Re: mashing two arrays
by marcpestana (Initiate) on Jan 19, 2007 at 18:10 UTC
    Hello, How about...
    # declare anonymous hash my $hash = {}; map { $hash->{$_->[0]} = ['',$_->[1]] } @foo; for my $key (@bar) { $hash->{$key->[0]} ? $hash->{$key->[0]}[0] = $key->[1] : $hash->{$key->[0]} = [$key->[1],'']; }
Re: mashing two arrays
by thospel (Hermit) on Jan 20, 2007 at 22:17 UTC
    If the arrays are already sorted, it might be a pity to lose that information and have to re-sort at the end though. You might consider doing a standard merge instead:
    my @baz; my $f = $b = 0; while ($f < @foo && $b < @bar) { my $cmp = $foo[$f][0] cmp $bar[$b][0]; push @baz, [$cmp <= 0 ? @{$foo[$f++]} : (@{$bar[$b]}[0, 1], undef), $cmp >= 0 ? $bar[$b++][-1] : undef]; } push @baz, [@{$foo[$_]}, undef] for $f..$#foo; push @baz, [@{$bar[$_]}[0, 1], undef, $bar[$_][-1]] for $b..$#bar;
    You can do some time measurements with your real data to see if this gains you anything or not.
Re: mashing two arrays
by Anonymous Monk on Jan 24, 2007 at 15:17 UTC
    Assumed that both arrays are sorted.

    Make an iterator that gets initialized with both arrays and keeps an index for each of them.

    This iterator would always return the next date_time and undef or a value from either @foo or @bar.
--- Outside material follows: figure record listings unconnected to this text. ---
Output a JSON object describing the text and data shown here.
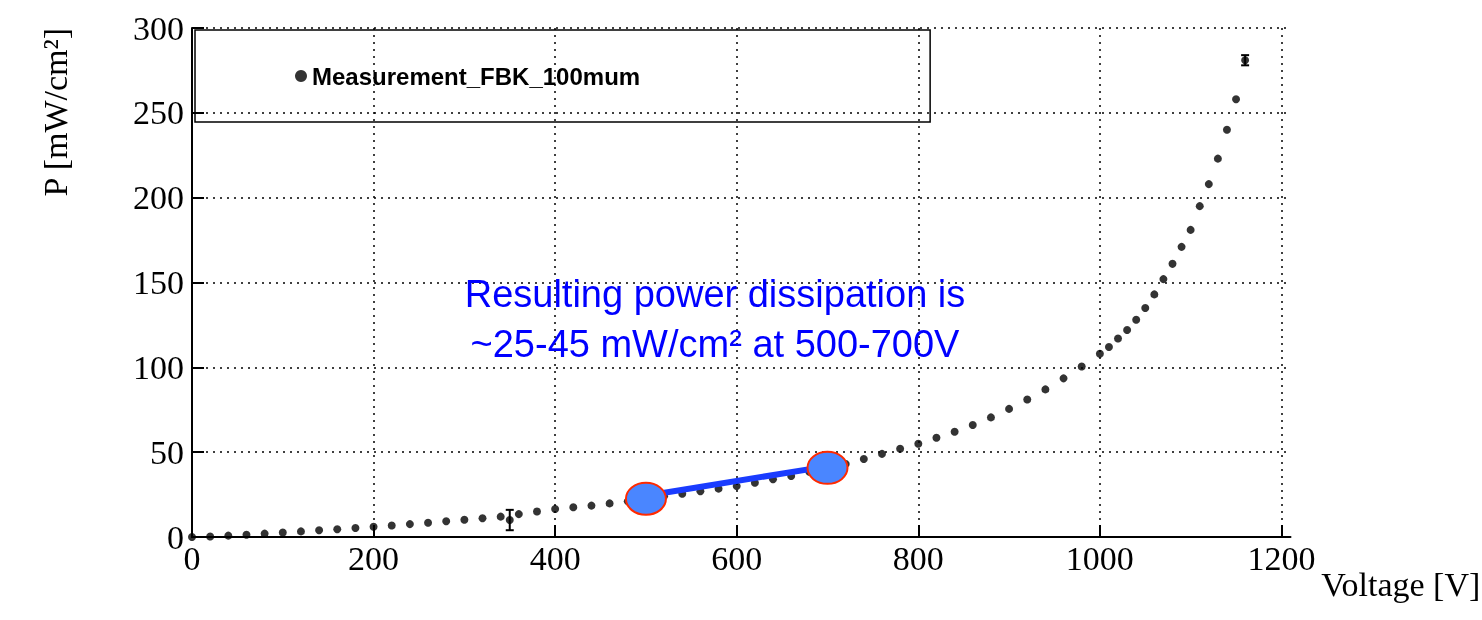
{
  "chart_data": {
    "type": "scatter",
    "xlabel": "Voltage [V]",
    "ylabel": "P [mW/cm²]",
    "xlim": [
      0,
      1210
    ],
    "xticks": [
      0,
      200,
      400,
      600,
      800,
      1000,
      1200
    ],
    "ylim": [
      0,
      300
    ],
    "yticks": [
      0,
      50,
      100,
      150,
      200,
      250,
      300
    ],
    "grid": true,
    "legend": "top left",
    "marker": "circle",
    "annotations": [
      "Resulting power dissipation is",
      "~25-45 mW/cm² at 500-700V"
    ],
    "series": [
      {
        "name": "Measurement_FBK_100mum",
        "color": "#000000",
        "x": [
          0,
          20,
          40,
          60,
          80,
          100,
          120,
          140,
          160,
          180,
          200,
          220,
          240,
          260,
          280,
          300,
          320,
          340,
          350,
          360,
          380,
          400,
          420,
          440,
          460,
          480,
          500,
          520,
          540,
          560,
          580,
          600,
          620,
          640,
          660,
          680,
          700,
          720,
          740,
          760,
          780,
          800,
          820,
          840,
          860,
          880,
          900,
          920,
          940,
          960,
          980,
          1000,
          1010,
          1020,
          1030,
          1040,
          1050,
          1060,
          1070,
          1080,
          1090,
          1100,
          1110,
          1120,
          1130,
          1140,
          1150,
          1160
        ],
        "values": [
          0,
          0.3,
          0.8,
          1.3,
          2,
          2.6,
          3.3,
          4,
          4.6,
          5.3,
          6,
          6.8,
          7.6,
          8.4,
          9.3,
          10.2,
          11.1,
          12,
          10,
          13.5,
          15,
          16.5,
          17.5,
          18.5,
          19.8,
          21,
          null,
          24,
          25.5,
          27,
          28.5,
          30,
          32,
          34,
          36,
          38.5,
          null,
          43,
          46,
          49,
          52,
          55,
          58.5,
          62,
          66,
          70.5,
          75.5,
          81,
          87,
          93.5,
          100.5,
          108,
          112,
          117,
          122,
          128,
          135,
          143,
          152,
          161,
          171,
          181,
          195,
          208,
          223,
          240,
          258,
          281
        ],
        "errors": [
          null,
          null,
          null,
          null,
          null,
          null,
          null,
          null,
          null,
          null,
          null,
          null,
          null,
          null,
          null,
          null,
          null,
          null,
          6,
          null,
          null,
          null,
          null,
          null,
          null,
          null,
          null,
          null,
          null,
          null,
          null,
          null,
          null,
          null,
          null,
          null,
          null,
          null,
          null,
          null,
          null,
          null,
          null,
          null,
          null,
          null,
          null,
          null,
          null,
          null,
          null,
          null,
          null,
          null,
          null,
          null,
          null,
          null,
          null,
          null,
          null,
          null,
          null,
          null,
          null,
          null,
          null,
          3
        ]
      }
    ]
  }
}
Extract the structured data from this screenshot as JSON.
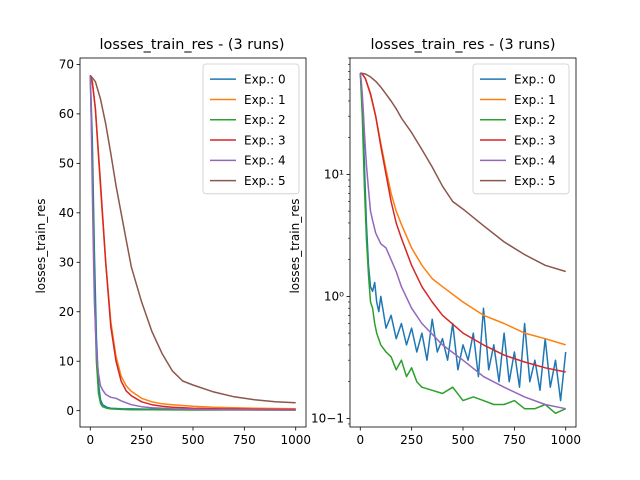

The index into either of the original arrays is only incremented if the value is taken.

    If you really need an array @baz you could fill it with the iterator.

    This solution would work with any number of arrays (but would not make sense with only one).

    You may find details, code snippets, etc. in "Higher Order Perl" reviewed on this site.